Depending on our needs, we can manipulate the number of frames per second changing SAVING_FRAMES_PER_SECOND argument.

Step 3. Check results:

Underneath, we have included sample frames from the automatically cut video.

As we can see some images do not represent production pictures. To remove them we will build image classifier.

Step 4. Build classifier

We will use the torch library to build our classifier and albumentations to augment the dataset. As a backbone model, we will utilize efficientnet_b0, which is small but effective for our problem. During augmentations, we will use functions that do not change the initial image too much.

1import albumentations as A
2
3transform = A.Compose(
4    [
5        A.RandomBrightnessContrast(p=0.5, brightness_limit=0.2, contrast_limit=0.2),
6        A.ShiftScaleRotate(p=0.5, rotate_limit=20),
7        A.Blur(blur_limit=(3, 4), p=0.5),
8        A.Resize(240, 426),
9        A.Normalize([0.485, 0.456, 0.406], [0.229, 0.224, 0.225]),
10        A.pytorch.ToTensorV2(),
11    ]
12)
13

Below is an augmented version of one original frame (without normalization).

Conclusion

By following these steps, we can successfully extract authentic images of factory production from videos, which will result in the creation of a diverse dataset for our VQA (Visual Question Answering) model.
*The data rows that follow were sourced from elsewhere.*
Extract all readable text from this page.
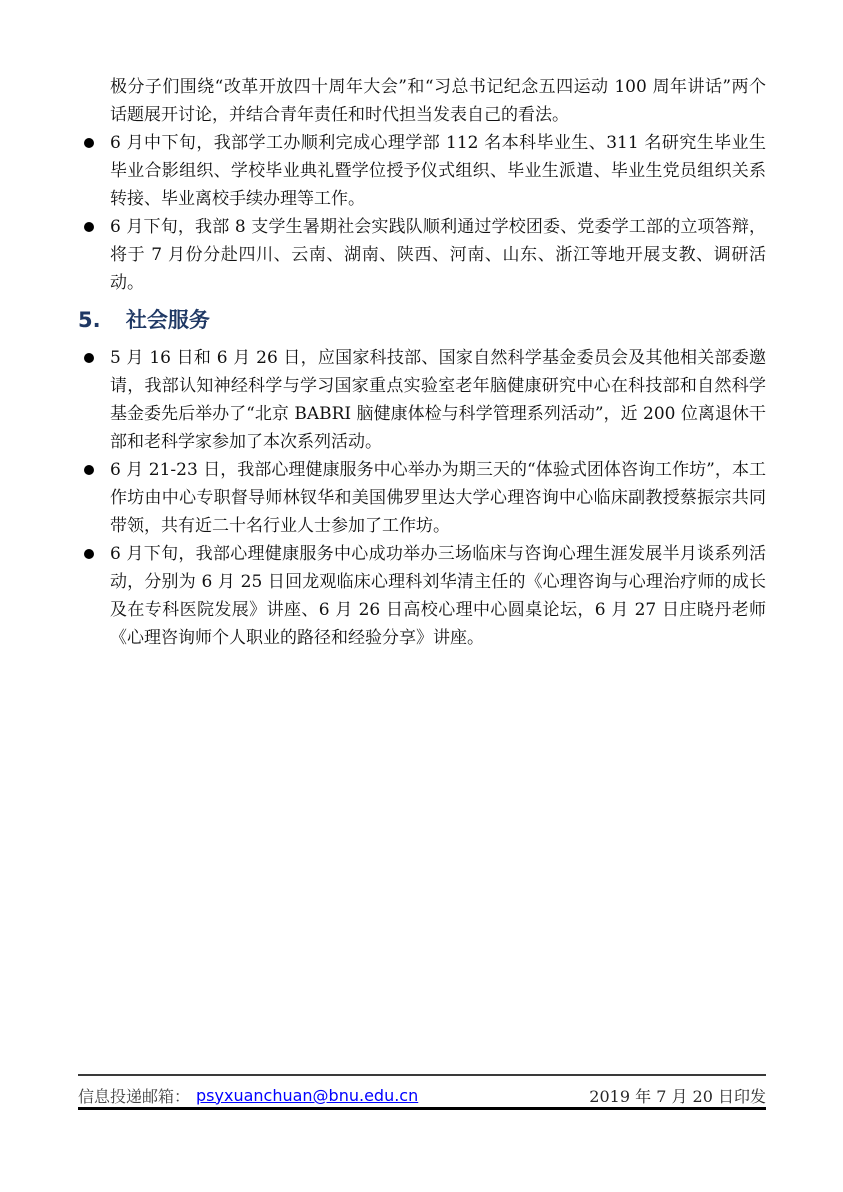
极分子们围绕“改革开放四十周年大会”和“习总书记纪念五四运动 100 周年讲话”两个话题展开讨论，并结合青年责任和时代担当发表自己的看法。

6 月中下旬，我部学工办顺利完成心理学部 112 名本科毕业生、311 名研究生毕业生毕业合影组织、学校毕业典礼暨学位授予仪式组织、毕业生派遣、毕业生党员组织关系转接、毕业离校手续办理等工作。

6 月下旬，我部 8 支学生暑期社会实践队顺利通过学校团委、党委学工部的立项答辩，将于 7 月份分赴四川、云南、湖南、陕西、河南、山东、浙江等地开展支教、调研活动。

5. 社会服务

5 月 16 日和 6 月 26 日，应国家科技部、国家自然科学基金委员会及其他相关部委邀请，我部认知神经科学与学习国家重点实验室老年脑健康研究中心在科技部和自然科学基金委先后举办了“北京 BABRI 脑健康体检与科学管理系列活动”，近 200 位离退休干部和老科学家参加了本次系列活动。

6 月 21-23 日，我部心理健康服务中心举办为期三天的“体验式团体咨询工作坊”，本工作坊由中心专职督导师林钗华和美国佛罗里达大学心理咨询中心临床副教授蔡振宗共同带领，共有近二十名行业人士参加了工作坊。

6 月下旬，我部心理健康服务中心成功举办三场临床与咨询心理生涯发展半月谈系列活动，分别为 6 月 25 日回龙观临床心理科刘华清主任的《心理咨询与心理治疗师的成长及在专科医院发展》讲座、6 月 26 日高校心理中心圆桌论坛，6 月 27 日庄晓丹老师《心理咨询师个人职业的路径和经验分享》讲座。

信息投递邮箱： psyxuanchuan@bnu.edu.cn	2019 年 7 月 20 日印发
There are several benefits to utilizing factory production videos to extract images. Firstly, most of the videos available on YouTube have a high resolution of 720p or above, leading to processed frames of good quality.

Secondly, the images that are extracted from the videos have the advantage of being similar to real photos taken during factory work, in terms of their quality, height, and angles. This makes them better suited for our VQA model, which aims to answer questions based on mobile phone photos.

Furthermore, there are numerous videos available on various topics, which provides us with the flexibility to choose the appropriate video for our machine learning problem.

It is important to note that copyright laws vary from country to country, with the biggest differences between the US and EU. Therefore, it is crucial to obtain permission from the author before processing and utilizing any videos from YouTube.